Yes. Its confirmed. Chalie was killed off because he wanted to leave lost. He was frustrated with the amount of screentime he was given in season 2 and also beginning of season 3.
But, we may see charlie again in flashbacks etc.

And you should allow the blockquote tag. It helps.

Mike Marsman said...

I think it was Benry's funeral. I'm hoping that next season actually does include events that take place off of the island... but if this flash-forward took place after the series had ended, then the show has lost something for me.

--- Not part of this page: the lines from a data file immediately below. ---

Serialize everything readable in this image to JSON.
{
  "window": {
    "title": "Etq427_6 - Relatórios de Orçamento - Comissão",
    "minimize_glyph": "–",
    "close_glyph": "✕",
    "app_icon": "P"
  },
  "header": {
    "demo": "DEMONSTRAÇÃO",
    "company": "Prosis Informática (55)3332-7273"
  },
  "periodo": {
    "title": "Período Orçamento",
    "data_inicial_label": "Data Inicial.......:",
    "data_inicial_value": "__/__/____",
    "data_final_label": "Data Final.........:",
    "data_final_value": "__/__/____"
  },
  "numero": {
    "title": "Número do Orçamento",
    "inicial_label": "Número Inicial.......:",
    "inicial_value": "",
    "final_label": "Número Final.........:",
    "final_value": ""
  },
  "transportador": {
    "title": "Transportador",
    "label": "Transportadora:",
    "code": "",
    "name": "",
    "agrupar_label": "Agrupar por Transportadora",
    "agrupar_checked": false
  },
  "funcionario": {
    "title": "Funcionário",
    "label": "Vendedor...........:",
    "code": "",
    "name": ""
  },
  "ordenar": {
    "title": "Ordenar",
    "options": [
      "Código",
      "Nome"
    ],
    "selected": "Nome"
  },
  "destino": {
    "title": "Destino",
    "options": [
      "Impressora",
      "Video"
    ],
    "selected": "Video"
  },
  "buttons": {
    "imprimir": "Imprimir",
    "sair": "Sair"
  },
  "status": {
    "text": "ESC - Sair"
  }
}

Personally, I'm happy to be rid of Charlie. His character was doing next to nothing to progress the plot, really.

Anonymous said...

I was thinking either Locke or Ben, for the funeral as those are the likely candidates for neither a friend nor family member.

I thought when Jack asked for his Dad there was a glimpse of "oh god he's so freaking crazy" on the chief of surgery's face - so maybe Jack was just really out of it and thinking his Dad was alive. But he obviously knows he's dead from the drug store scene ...

Also, maybe Sawyer killed Tom because killing Locke's dad made him kinda crazy like that? Killing people changes you ... what show have we heard that on?